Michelle Smith, a nurse who lives in Rochester, said she felt "an overwhelming sense of duty" to join the program after witnessing the immense suffering caused by the virus. Early in the pandemic, Smith was among hundreds of medical professionals who rushed in to virus hot spots, including New York City and Miami, Fla. to provide emergency support to overwhelmed hospitals and intensive care units. In Brooklyn, Smith held the hands of dying patients on ventilators. And in Miami, she watched as a six-year-old boy waved goodbye to his mother before she succumbed to the virus.

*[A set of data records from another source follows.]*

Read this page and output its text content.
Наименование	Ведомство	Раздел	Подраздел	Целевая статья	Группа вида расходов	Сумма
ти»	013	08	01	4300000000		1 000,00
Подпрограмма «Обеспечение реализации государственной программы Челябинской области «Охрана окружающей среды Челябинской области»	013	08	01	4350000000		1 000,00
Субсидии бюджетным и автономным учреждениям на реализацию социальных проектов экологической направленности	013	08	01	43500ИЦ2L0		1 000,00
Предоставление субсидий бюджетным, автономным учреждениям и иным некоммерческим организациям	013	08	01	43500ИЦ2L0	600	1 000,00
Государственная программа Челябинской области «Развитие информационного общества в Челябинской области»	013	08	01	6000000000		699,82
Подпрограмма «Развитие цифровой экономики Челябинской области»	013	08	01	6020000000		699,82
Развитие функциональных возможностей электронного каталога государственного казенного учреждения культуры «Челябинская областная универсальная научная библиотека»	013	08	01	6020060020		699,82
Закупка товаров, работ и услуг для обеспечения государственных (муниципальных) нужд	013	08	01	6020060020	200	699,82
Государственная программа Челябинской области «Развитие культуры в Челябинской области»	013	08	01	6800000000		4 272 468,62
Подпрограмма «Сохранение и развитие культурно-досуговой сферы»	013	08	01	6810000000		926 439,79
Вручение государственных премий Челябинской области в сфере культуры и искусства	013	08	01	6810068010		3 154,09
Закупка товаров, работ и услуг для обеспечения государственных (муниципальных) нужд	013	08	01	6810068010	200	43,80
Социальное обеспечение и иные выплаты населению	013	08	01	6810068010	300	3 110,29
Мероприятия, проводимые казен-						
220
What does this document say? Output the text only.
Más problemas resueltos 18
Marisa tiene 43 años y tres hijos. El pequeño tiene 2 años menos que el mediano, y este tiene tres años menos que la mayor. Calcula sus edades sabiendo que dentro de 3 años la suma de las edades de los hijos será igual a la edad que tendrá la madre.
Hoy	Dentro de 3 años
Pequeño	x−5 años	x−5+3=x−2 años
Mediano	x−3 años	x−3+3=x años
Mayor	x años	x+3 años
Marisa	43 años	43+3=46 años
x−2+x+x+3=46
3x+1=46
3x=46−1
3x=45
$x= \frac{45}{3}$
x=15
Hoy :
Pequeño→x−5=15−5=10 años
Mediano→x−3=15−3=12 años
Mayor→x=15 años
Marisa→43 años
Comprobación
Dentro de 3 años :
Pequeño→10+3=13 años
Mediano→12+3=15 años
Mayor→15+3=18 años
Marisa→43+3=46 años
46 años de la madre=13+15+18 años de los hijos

"I have seen my fellow colleagues, health care professionals, cry and break down on the job. I mean, how do you ignore that?" said Smith, 45. "I thought to myself, 'Well, God spared my life, maybe this is what I'm called to do.' "

For now, Smith is assigned to a nursing home in Austin, Minn., which has been short of direct support staff since a small cluster of residents contracted the virus. Most days, she rises before dawn and works back-to-back shifts with little rest, from 6 a.m. to 10 p.m., before making the 40-minute drive back to her apartment in Rochester. On rare days off, Smith tries to relax and talk to her mother and college-age daughter on FaceTime, but it can be hard to disconnect: Her phone beeps and rings almost every hour with alerts from staffing agencies trying to fill vacant nursing positions.

"There are still people who think this virus is a joke," Smith said, after returning home from a late-night shift. "But I've seen this up close and personal, and it's no joke."